There are many great food sources of Vitamin E. You can find it naturally in some of the tocopherols such as alpha and beta as well as gamma and delta. The most common type is the alpha-tocopherol, according to Elizabeth Somer, who is an author of “Essential Guide to Vitamins and Minerals” as told to Live Science.

Good sources of Vitamin E are from nuts like almonds and peanuts as well as hazelnuts. Vegetable oils like sunflower and wheat germ as well as corn oils, soybean oils and safflower oils are also excellent sources. Per the National Library of Medicine, sunflower seeds, and leafy greens are also ideal sources of Vitamin E.

Vitamin E is also a common additive to other supplements. Jim Donovan, president of NuTru™ , a vegan nutraceuticals company, uses vitamin E in all of his supplements. This is a safe way to supplement a little extra boost of vitamin E into your diet without adding too much to be concerned about a potential overdose.

Benefits Of Vitamin E

There are a variety of benefits to taking your Vitamin E. Vitamin E functions to help fat-soluble antioxidants. It helps to protect the cells from damage, and it may also aid in reducing other health issues such as heart disease and cancer, as well as prevention of dementia.

Vitamin E helps to improve the function of the immune system and protects the eyes and the eyesight. A study of the Dept of Epidemiology and Health Statistics of Qingdao University also found that the vitamin intake and the higher serum tocopherol levels have been linked to a lower risk of cataracts due to age.

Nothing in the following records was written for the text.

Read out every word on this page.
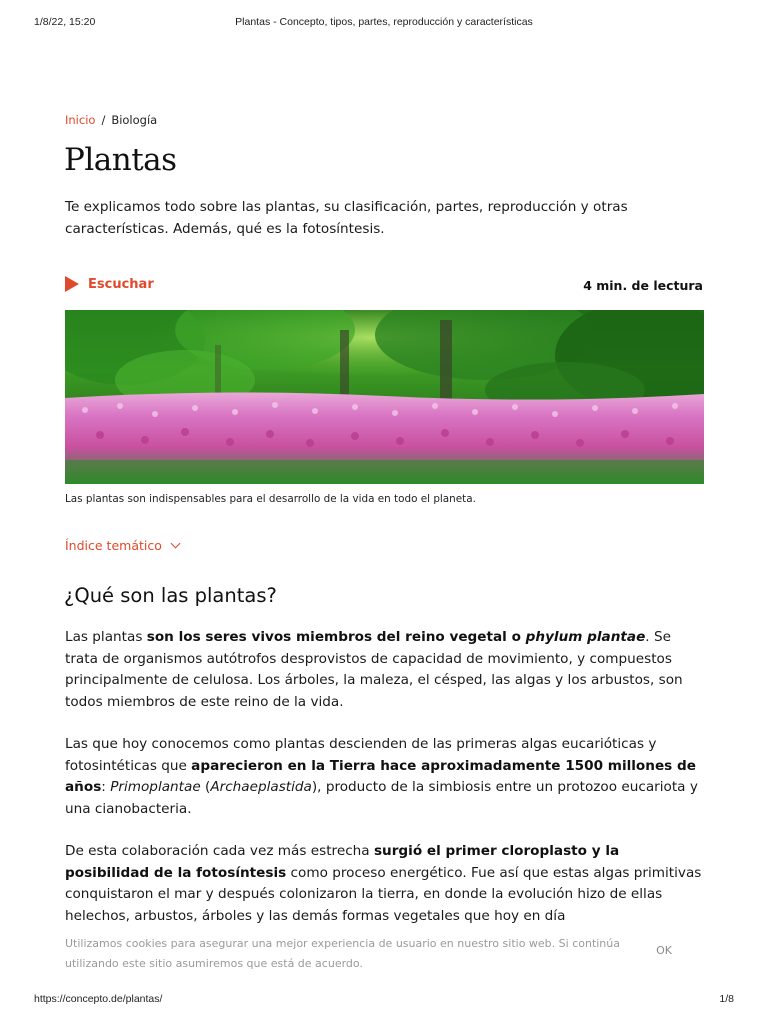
1/8/22, 15:20	Plantas - Concepto, tipos, partes, reproducción y características
Inicio / Biología
Plantas

Te explicamos todo sobre las plantas, su clasificación, partes, reproducción y otras características. Además, qué es la fotosíntesis.

Escuchar	4 min. de lectura

Las plantas son indispensables para el desarrollo de la vida en todo el planeta.

Índice temático
¿Qué son las plantas?

Las plantas son los seres vivos miembros del reino vegetal o phylum plantae. Se trata de organismos autótrofos desprovistos de capacidad de movimiento, y compuestos principalmente de celulosa. Los árboles, la maleza, el césped, las algas y los arbustos, son todos miembros de este reino de la vida.

Las que hoy conocemos como plantas descienden de las primeras algas eucarióticas y fotosintéticas que aparecieron en la Tierra hace aproximadamente 1500 millones de años: Primoplantae (Archaeplastida), producto de la simbiosis entre un protozoo eucariota y una cianobacteria.

De esta colaboración cada vez más estrecha surgió el primer cloroplasto y la posibilidad de la fotosíntesis como proceso energético. Fue así que estas algas primitivas conquistaron el mar y después colonizaron la tierra, en donde la evolución hizo de ellas helechos, arbustos, árboles y las demás formas vegetales que hoy en día

Utilizamos cookies para asegurar una mejor experiencia de usuario en nuestro sitio web. Si continúa utilizando este sitio asumiremos que está de acuerdo.

OK
https://concepto.de/plantas/	1/8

Vitamin E also functions in creating the hormone prostaglandins which regulates many of the body processes like blood pressure and reproduction, as well as muscle contractions. In recent studies, it also helps to repair the muscles.

For those who are suffering from Crohn’s disease and cystic fibrosis or even an inability to get rid of the bile in the liver, this may also help them to avoid further issues with their digestion.

How Much Vitamin E Should You Need?

According to the daily recommended allowance, you need 15 milligrams of Vitamin E once you’re over the age of 14. This is per the National Institute of Health. Breastfeeding women may require more up to 19 mg per day. The top safety limit is 1,000 mg or 1500 IU.

Most people get plenty from a healthy diet, and few need a supplement. Always check with your doctor before taking any supplements. If you’re taking any medications, these supplements may interact with your medications so always check with your doctor to make sure that they are safe for you to take.

Overdose Of Vitamin E

Vitamins are natural and healthy for the body but, they shouldn’t always be taken. Some vitamins will interact with drugs in the case of Vitamin E it can interact with up to 221 drugs. Fat-soluble vitamins are stored, and the excess isn’t washed out via the urinary tract. Vitamin E is one of these which means that when taken in excess it can become toxic.

Getting your Vitamin E from the foods you eat doesn’t appear to be dangerous. However, there are issues if you’re getting it in your foods and a supplement form.

Per the article by Janis Jibrin, a nutritionist, if you’re getting too much, you can risk bleeding and other issues such as fatigue and blood thinning. Supplemental vitamin E is strongly discouraged before surgeries.

Also, although it can help reduce the risk of cancer, too much can bring on an earlier death. Therefore, larger doses should be avoided at all costs.

Vitamin E Deficiency

It’s very rare to have a deficiency in Vitamin E. Many are prone to deficiencies, but this isn’t a common one. Those who suffer from fat malabsorption and abetalipoproteinemia are much more likely to have a deficiency. Deficiencies may cause anemia, ataxia, skeletal myopathy, peripheral neuropathy, impairment of your immune responses, nerve damage, and retinopathy. Care should be taken to follow the doctor’s orders if taking supplements of Vitamin E.